Berdasarkan Undang-undang dan peraturan zakat yang ada, terdapat 3 pengelola zakat di Indonesia yakni pertama, Badan Amil Zakat Nasional atau (BAZNAS) baik di tingkat Nasional, Provinsi maupun Kabupaten, kedua, Lembaga Amil Zakat (LAZ) yang sudah diberi izin oleh BAZNAS, dan ketiga Pengelola Zakat Perseorangan atau Kumpulan Perseorangan dalam masyarakat di komunitas atau wilayah yang belum terjangkau oleh BAZNAS dan LAZ dan diakui oleh BAZNAS Kabupaten atau LAZ Kabupaten.

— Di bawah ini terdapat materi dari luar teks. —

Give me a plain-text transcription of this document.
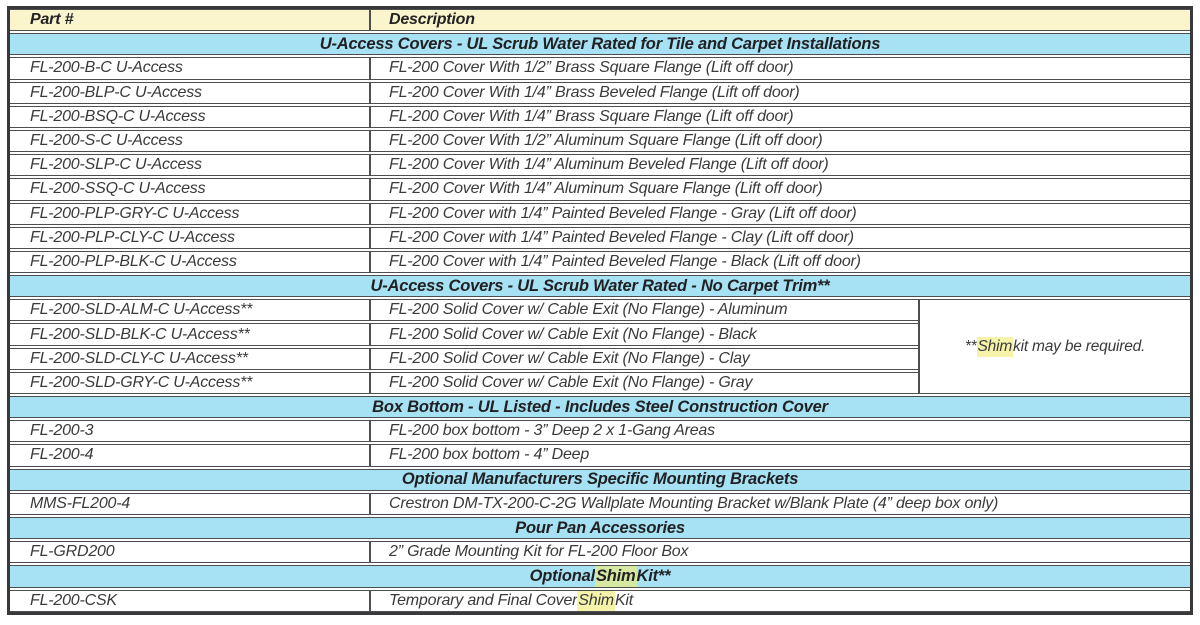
Part #	Description
U-Access Covers - UL Scrub Water Rated for Tile and Carpet Installations
FL-200-B-C U-Access	FL-200 Cover With 1/2” Brass Square Flange (Lift off door)
FL-200-BLP-C U-Access	FL-200 Cover With 1/4” Brass Beveled Flange (Lift off door)
FL-200-BSQ-C U-Access	FL-200 Cover With 1/4” Brass Square Flange (Lift off door)
FL-200-S-C U-Access	FL-200 Cover With 1/2” Aluminum Square Flange (Lift off door)
FL-200-SLP-C U-Access	FL-200 Cover With 1/4” Aluminum Beveled Flange (Lift off door)
FL-200-SSQ-C U-Access	FL-200 Cover With 1/4” Aluminum Square Flange (Lift off door)
FL-200-PLP-GRY-C U-Access	FL-200 Cover with 1/4” Painted Beveled Flange - Gray (Lift off door)
FL-200-PLP-CLY-C U-Access	FL-200 Cover with 1/4” Painted Beveled Flange - Clay (Lift off door)
FL-200-PLP-BLK-C U-Access	FL-200 Cover with 1/4” Painted Beveled Flange - Black (Lift off door)
U-Access Covers - UL Scrub Water Rated - No Carpet Trim**
FL-200-SLD-ALM-C U-Access**	FL-200 Solid Cover w/ Cable Exit (No Flange) - Aluminum
FL-200-SLD-BLK-C U-Access**	FL-200 Solid Cover w/ Cable Exit (No Flange) - Black
FL-200-SLD-CLY-C U-Access**	FL-200 Solid Cover w/ Cable Exit (No Flange) - Clay
FL-200-SLD-GRY-C U-Access**	FL-200 Solid Cover w/ Cable Exit (No Flange) - Gray
** Shim kit may be required.
Box Bottom - UL Listed - Includes Steel Construction Cover
FL-200-3	FL-200 box bottom - 3” Deep 2 x 1-Gang Areas
FL-200-4	FL-200 box bottom - 4” Deep
Optional Manufacturers Specific Mounting Brackets
MMS-FL200-4	Crestron DM-TX-200-C-2G Wallplate Mounting Bracket w/Blank Plate (4” deep box only)
Pour Pan Accessories
FL-GRD200	2” Grade Mounting Kit for FL-200 Floor Box
Optional Shim Kit**
FL-200-CSK	Temporary and Final Cover Shim Kit
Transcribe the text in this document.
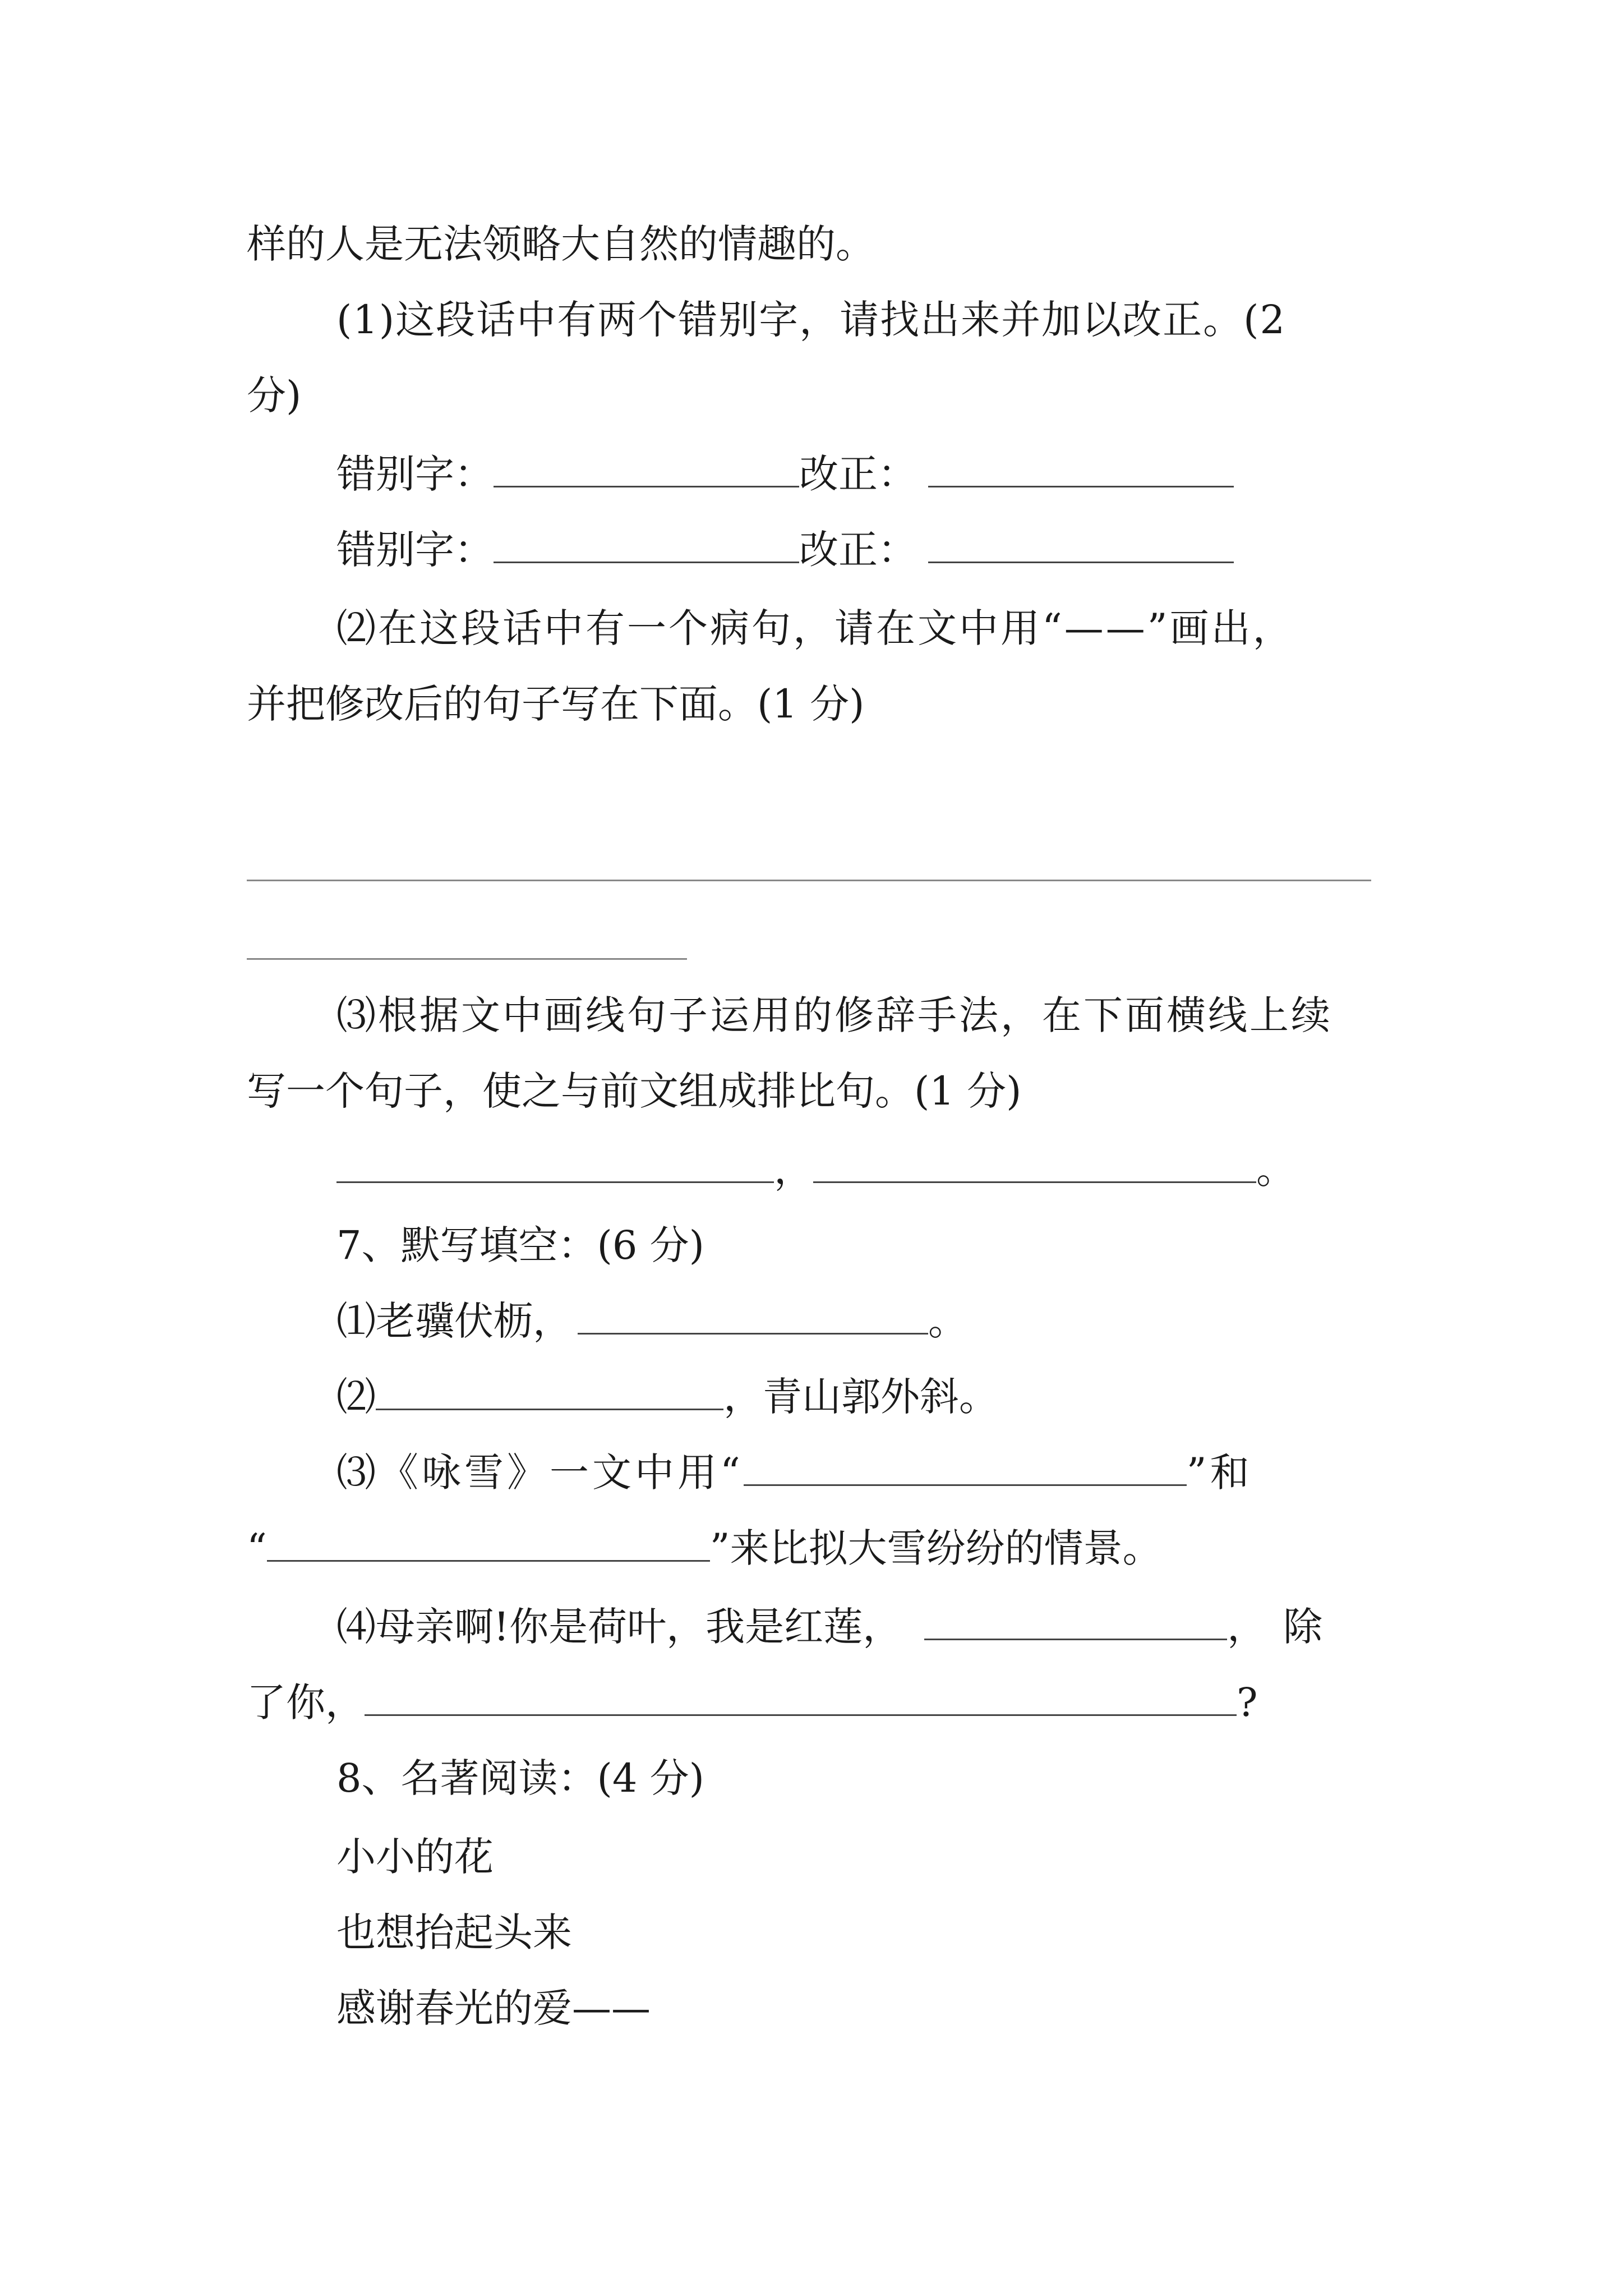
样的人是无法领略大自然的情趣的。
(1)这段话中有两个错别字，请找出来并加以改正。(2
分)
错别字：	改正：
错别字：	改正：
⑵在这段话中有一个病句，请在文中用“——”画出，
并把修改后的句子写在下面。(1 分)
⑶根据文中画线句子运用的修辞手法，在下面横线上续
写一个句子，使之与前文组成排比句。(1 分)
，	。
7、默写填空：(6 分)
⑴老骥伏枥，	。
⑵	，青山郭外斜。
⑶《咏雪》一文中用“	”和
“	”来比拟大雪纷纷的情景。
⑷母亲啊!你是荷叶，我是红莲，	，除
了你，	?
8、名著阅读：(4 分)
小小的花
也想抬起头来
感谢春光的爱——
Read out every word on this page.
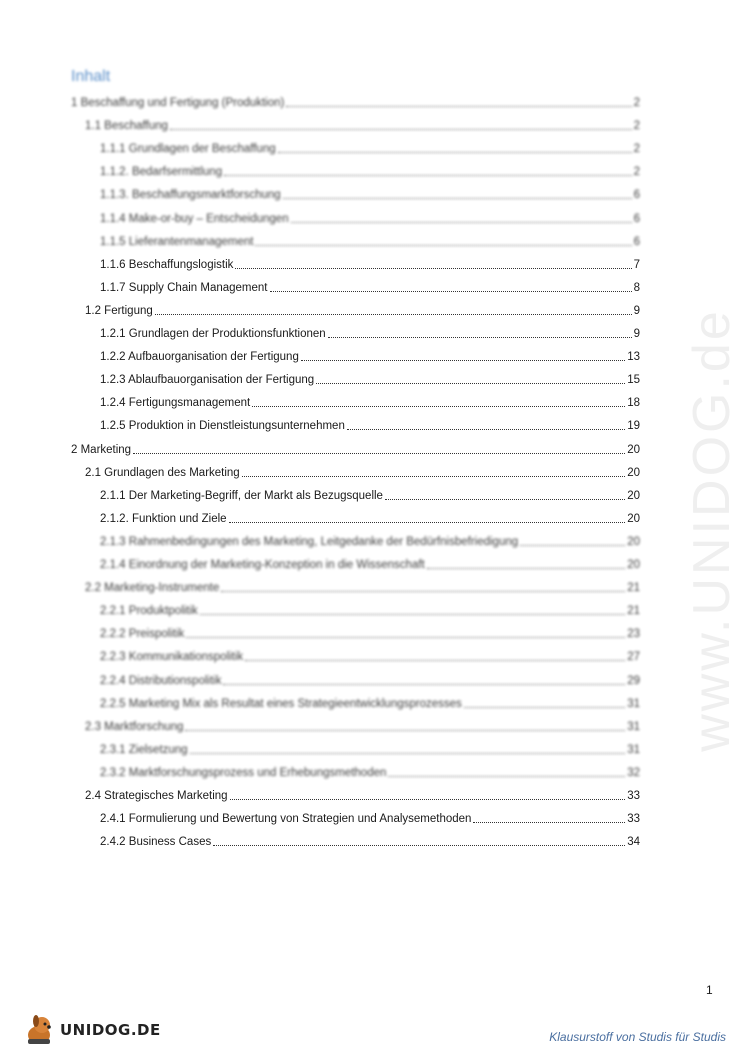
Inhalt
1 Beschaffung und Fertigung (Produktion)	2
1.1 Beschaffung	2
1.1.1 Grundlagen der Beschaffung	2
1.1.2. Bedarfsermittlung	2
1.1.3. Beschaffungsmarktforschung	6
1.1.4 Make-or-buy – Entscheidungen	6
1.1.5 Lieferantenmanagement	6
1.1.6 Beschaffungslogistik	7
1.1.7 Supply Chain Management	8
1.2 Fertigung	9
1.2.1 Grundlagen der Produktionsfunktionen	9
1.2.2 Aufbauorganisation der Fertigung	13
1.2.3 Ablaufbauorganisation der Fertigung	15
1.2.4 Fertigungsmanagement	18
1.2.5 Produktion in Dienstleistungsunternehmen	19
2 Marketing	20
2.1 Grundlagen des Marketing	20
2.1.1 Der Marketing-Begriff, der Markt als Bezugsquelle	20
2.1.2. Funktion und Ziele	20
2.1.3 Rahmenbedingungen des Marketing, Leitgedanke der Bedürfnisbefriedigung	20
2.1.4 Einordnung der Marketing-Konzeption in die Wissenschaft	20
2.2 Marketing-Instrumente	21
2.2.1 Produktpolitik	21
2.2.2 Preispolitik	23
2.2.3 Kommunikationspolitik	27
2.2.4 Distributionspolitik	29
2.2.5 Marketing Mix als Resultat eines Strategieentwicklungsprozesses	31
2.3 Marktforschung	31
2.3.1 Zielsetzung	31
2.3.2 Marktforschungsprozess und Erhebungsmethoden	32
2.4 Strategisches Marketing	33
2.4.1 Formulierung und Bewertung von Strategien und Analysemethoden	33
2.4.2 Business Cases	34
www.UNIDOG.de
1
UNIDOG.DE	Klausurstoff von Studis für Studis
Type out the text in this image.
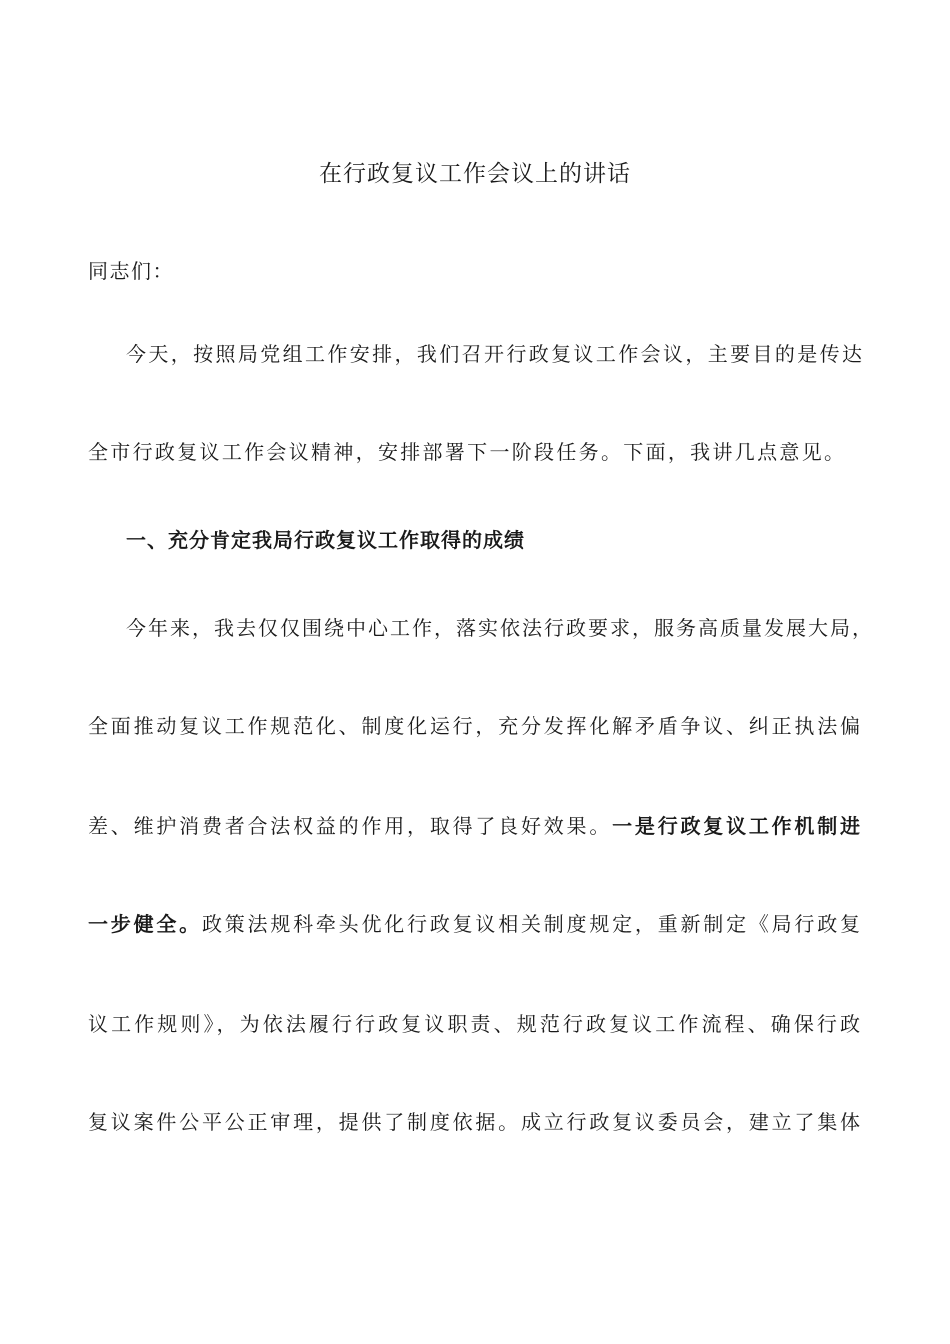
在行政复议工作会议上的讲话
同志们：
今天，按照局党组工作安排，我们召开行政复议工作会议，主要目的是传达
全市行政复议工作会议精神，安排部署下一阶段任务。下面，我讲几点意见。
一、充分肯定我局行政复议工作取得的成绩
今年来，我去仅仅围绕中心工作，落实依法行政要求，服务高质量发展大局，
全面推动复议工作规范化、制度化运行，充分发挥化解矛盾争议、纠正执法偏
差、维护消费者合法权益的作用，取得了良好效果。一是行政复议工作机制进
一步健全。政策法规科牵头优化行政复议相关制度规定，重新制定《局行政复
议工作规则》，为依法履行行政复议职责、规范行政复议工作流程、确保行政
复议案件公平公正审理，提供了制度依据。成立行政复议委员会，建立了集体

Syaikh Mahfudz Termas dalam Hasyiah At-Termasi menjelaskan sebagai berikut:
قَوْلُهُ وَالْعَامِلُوْنَ عَلَيْهَا أَيْ الزَّكَاةِ يَعْنِى مَنْ نَصَبَهُ الْإِمَامِ فِى أَخْذِ الْعُمَالَةِ مِنَ الزَّكَوَاتِ….إلى أن قال….وَمُقْتَضَاهُ أَنَّ مَنْ عَمِلَ مُتَبَرِّعًا لاَيَسْتَحِقُّ شَيْئًا عَلىَ الْقَاعِدَةِ
Artinya: “Amil zakat ialah orang yang diangkat oleh pemerintah untuk menarik harta zakat…..Menurut tuntunan redaksi pengarang, sesungguhnya orang yang melaksanakan tugas menarik zakat secara tabarru’ (sukarelawan) maka tidak masuk dalam sebuah kaidah/peraturan di atas” (Muhammad Mahfudz At-Turmusi, Hasyiah At-Termasi, [Jedah, Darul Minhaj: 2011] jilid. Halaman 404).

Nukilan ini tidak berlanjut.